I also mind when scrappers come into people’s private yards and snatch up their BBQ grills, their kid’s bikes, and/or their patio furniture… or in my case last year, the lady who climbed up into my yard and stole my house’s wrought iron flower boxes (it cost $1,600 to have new ones made and installed!). I say, F-you to scrappers because anything they do that’s good for the environment would have been done anyway, and without having so much crap stolen and damaged. Just look at what happened to my tire! I’ve highlighted the area on one photo where a jagged piece of metal sliced into my tread, and zoomed in on the next one. I’m pretty sure that itty bitty metal shard was one of the pieces of debris I noticed on the road the other day and commented about to my brother who was with me in the car. Moments later, I caught up with the source of that debris: the overflowing scrapper truck I even took a picture of. I ought to track the guy down and demand he compensate me for the tire, but he’d probably pay me in aluminum cans yanked from people’s recycling, or pilfered copper piping freshly hack-sawed from somebody’s house.
The tire is ruined, which super sucks to the tune of about $300. Like I’ve said in previous posts, Z rated tires don’t come cheap. But, if anybody has a line on a good price for some decent 235/50ZR18 tires, let me know. Thing is, just last Friday, I had my winter tires swapped off my car for my summer tires. My Dunlop WinterSport M3 winter tires are actually more expensive than the set I run in summer, so I suppose I should count myself lucky that it wasn’t one of them.
Better yet, when I pulled off the road into a parking lot to change my tire, I had 7 different guys come up offer to help me change the tire, when clearly, I was doing okay by myself. That’s fine, I don’t really resent people being helpful, but it seems odd that so many people assume that an able bodied person would need assistance changing a flat. I mean, jeez! It’s a task that can be performed with rudimentary tools at the side of the road, how hard could it be?

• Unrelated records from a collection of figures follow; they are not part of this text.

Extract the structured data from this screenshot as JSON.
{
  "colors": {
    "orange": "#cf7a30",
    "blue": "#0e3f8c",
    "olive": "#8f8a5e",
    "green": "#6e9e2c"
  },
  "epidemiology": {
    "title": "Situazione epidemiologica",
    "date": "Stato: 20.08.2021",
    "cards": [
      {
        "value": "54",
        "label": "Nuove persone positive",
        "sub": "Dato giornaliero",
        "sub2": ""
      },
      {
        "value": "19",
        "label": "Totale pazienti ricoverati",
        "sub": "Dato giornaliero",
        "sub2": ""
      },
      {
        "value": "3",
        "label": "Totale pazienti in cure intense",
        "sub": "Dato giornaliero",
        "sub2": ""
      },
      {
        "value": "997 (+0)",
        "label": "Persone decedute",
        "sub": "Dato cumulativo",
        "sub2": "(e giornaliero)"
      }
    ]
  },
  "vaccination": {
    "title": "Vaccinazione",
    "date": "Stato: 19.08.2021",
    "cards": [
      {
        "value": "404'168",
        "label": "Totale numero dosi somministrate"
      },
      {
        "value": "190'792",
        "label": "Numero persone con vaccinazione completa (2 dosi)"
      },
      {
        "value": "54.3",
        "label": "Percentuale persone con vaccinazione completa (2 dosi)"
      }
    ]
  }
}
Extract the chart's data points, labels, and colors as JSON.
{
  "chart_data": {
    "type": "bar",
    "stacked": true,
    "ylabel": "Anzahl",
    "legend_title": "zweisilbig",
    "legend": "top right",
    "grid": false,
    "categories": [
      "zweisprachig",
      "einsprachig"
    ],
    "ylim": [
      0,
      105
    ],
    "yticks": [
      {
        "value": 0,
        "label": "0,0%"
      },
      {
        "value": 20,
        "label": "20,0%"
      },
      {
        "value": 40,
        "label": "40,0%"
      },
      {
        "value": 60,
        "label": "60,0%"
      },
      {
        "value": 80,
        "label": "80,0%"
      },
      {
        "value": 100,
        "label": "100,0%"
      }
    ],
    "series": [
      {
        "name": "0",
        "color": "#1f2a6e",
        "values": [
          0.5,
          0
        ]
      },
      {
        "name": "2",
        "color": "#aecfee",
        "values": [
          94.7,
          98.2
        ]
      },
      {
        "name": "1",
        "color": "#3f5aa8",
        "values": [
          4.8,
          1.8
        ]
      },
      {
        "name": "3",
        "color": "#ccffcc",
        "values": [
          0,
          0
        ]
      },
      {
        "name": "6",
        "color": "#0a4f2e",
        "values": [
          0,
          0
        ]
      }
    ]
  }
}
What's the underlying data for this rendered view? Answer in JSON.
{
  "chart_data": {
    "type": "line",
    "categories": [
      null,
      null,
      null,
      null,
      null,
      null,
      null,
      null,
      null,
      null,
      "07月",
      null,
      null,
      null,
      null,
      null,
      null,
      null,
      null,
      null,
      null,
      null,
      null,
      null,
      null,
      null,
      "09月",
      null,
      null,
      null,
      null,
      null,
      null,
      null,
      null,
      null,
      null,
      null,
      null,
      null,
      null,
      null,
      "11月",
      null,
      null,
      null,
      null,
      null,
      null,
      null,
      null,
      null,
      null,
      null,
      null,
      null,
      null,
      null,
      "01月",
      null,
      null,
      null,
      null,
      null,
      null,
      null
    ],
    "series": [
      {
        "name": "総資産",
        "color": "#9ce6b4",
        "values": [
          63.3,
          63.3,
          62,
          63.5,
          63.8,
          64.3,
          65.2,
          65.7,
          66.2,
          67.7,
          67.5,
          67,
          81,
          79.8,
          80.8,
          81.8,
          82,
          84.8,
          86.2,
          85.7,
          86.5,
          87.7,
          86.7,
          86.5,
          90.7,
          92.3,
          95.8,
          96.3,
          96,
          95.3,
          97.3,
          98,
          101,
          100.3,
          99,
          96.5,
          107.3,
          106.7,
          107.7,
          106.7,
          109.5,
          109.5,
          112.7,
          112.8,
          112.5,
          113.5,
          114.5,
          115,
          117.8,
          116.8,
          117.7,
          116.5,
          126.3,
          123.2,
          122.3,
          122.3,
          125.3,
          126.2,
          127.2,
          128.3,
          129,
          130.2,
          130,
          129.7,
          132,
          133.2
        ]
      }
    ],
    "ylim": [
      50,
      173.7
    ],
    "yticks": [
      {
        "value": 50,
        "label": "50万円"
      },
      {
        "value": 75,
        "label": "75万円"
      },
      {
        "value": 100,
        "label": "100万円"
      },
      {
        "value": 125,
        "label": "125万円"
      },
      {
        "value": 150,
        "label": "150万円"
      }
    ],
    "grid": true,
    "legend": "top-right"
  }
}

There was one guy who did annoy me though. He came up while I was hunched over, loosening lug nuts, getting my knees all muddy from the rain and dirt on the ground, and said “Baby, where your boyfriend at to help you change that?” I replied “He would only get in my way.” because the last thing you want to tell some sleazy guy with a line like that is that you don’t have a boyfriend. He nudged the spare tire that was sitting on the ground with his toe and came back at me with “I’ll get down and dirty wit-choo”, so I gripped my little tire iron, stood up and smiled, then employed my stern voice, saying “I got this, thanks.” He finally took the hint and walked on toward the liquor store across the street from where I had stopped. Good riddance. After that a lady in an SUV parked next to me and rolled down her window to say “Girl, you remind me of myself, doing that!”, then proceeded to carry on a conversation on her mobile phone while watching me change the tire. If not for people pestering me while I was trying to take care of the problem, I probably could have finished in half the time it took me. It wasn’t too stressful when all was said and done, but I definitely could have done without it. Later, I tried to cheer myself up with a cherry limeade from Taco Bell -it didn’t work, but it tasted good. So, word to the wise, stay clear of those scrapper trucks. Go ahead and call them in when you see them maneuvering around on city streets with lawnmowers, fridges, pipes and debris balanced precariously in a pile in the bed of the truck, because the next tire that runs flat as a result of the crap that falls off their trucks could be yours.